En second lieu, la société SGS Holding France, acquéreur de la société Am'Tech Medical, demande la condamnation de la société CFE au paiement de la somme de 15 000 € pour procédure abusive. Mais cette société étant intervenue volontairement à l'instance, ne peut donc reprocher à la société CFE d'avoir abusivement agi contre elle. Sa demande sera donc rejetée.
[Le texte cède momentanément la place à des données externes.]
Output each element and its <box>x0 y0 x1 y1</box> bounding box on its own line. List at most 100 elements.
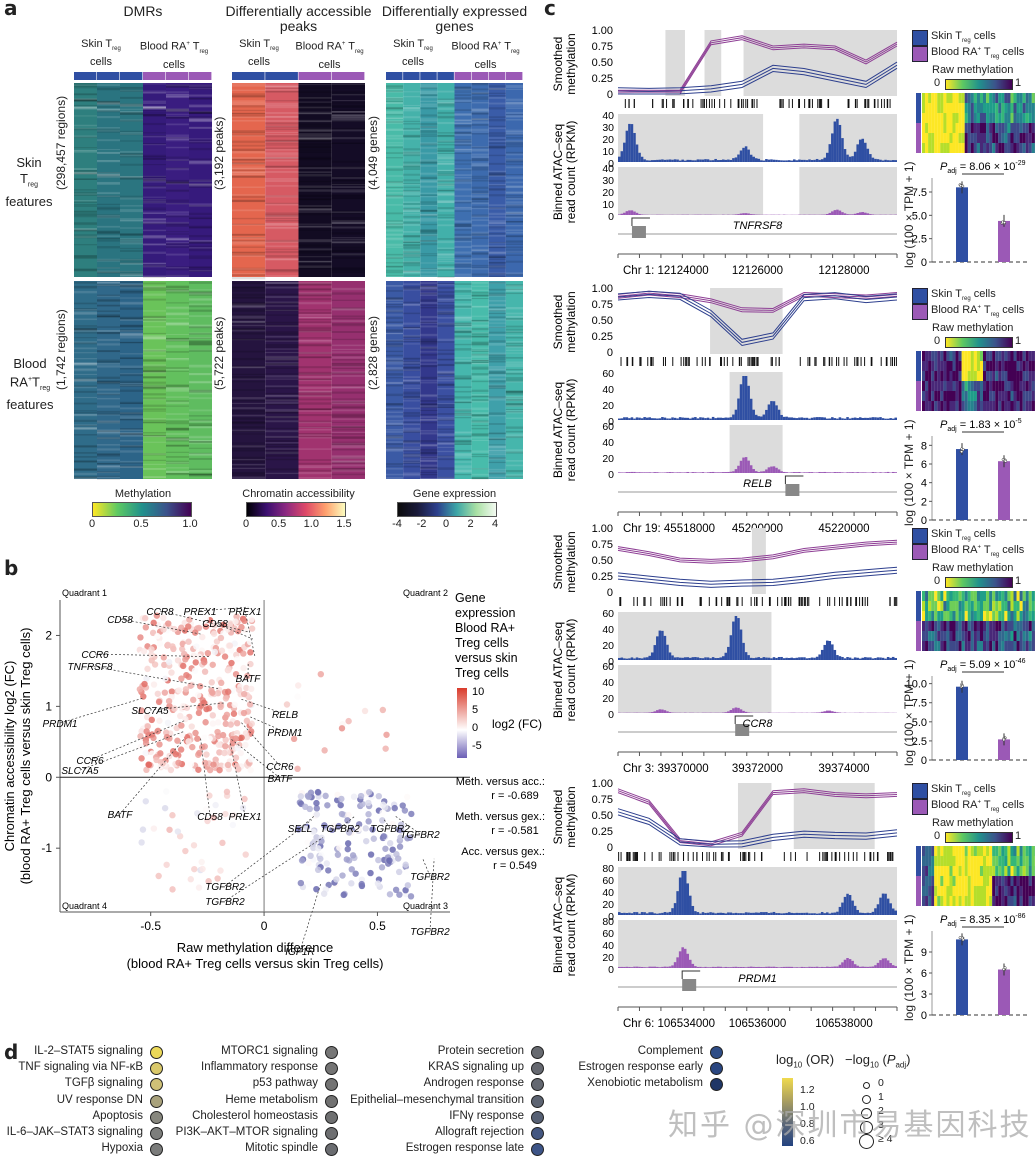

Sur les frais irrépétibles

Au regard de l'ensemble de ce qui précède, il serait inéquitable de laisser à la charge des intimées la totalité des frais irrépétibles qu'elles ont engagées et la société CFE sera condamnée à verser en application de l'article 700 du code de procédure civile la somme de 3 000 euros à Mme Gauffenic et la somme de 1 000 euros à chacune des autres sociétés intimées.

PAR CES MOTIFS

La Cour statuant publiquement, contradictoirement et en dernier ressort,

CONFIRME le jugement entrepris dans toutes ses dispositions ;

Y ajoutant,

REJETTE les demandes de dommages et intérêts présentées par les sociétés Am'Tech Medical, SGS Holding France, SGS Management Services et Société Générale de Surveillance ;

CONDAMNE la société Compagnie Financière Européenne, au titre de l'article 700 du code de procédure civile, à payer la somme de 3 000 euros à Mme Armelle Gauffenic et la somme de 1 000 euros à chacune des sociétés Am'Tech Medical, SGS Holding France, SGS Management Services et Société Générale de surveillance ;

REJETTE toutes les demandes autres, plus amples ou contraires des parties ;

CONDAMNE la société Compagnie Financière Européenne aux dépens d'appel qui seront recouvrés conformément aux dispositions de l'article 699 du code de procédure civile.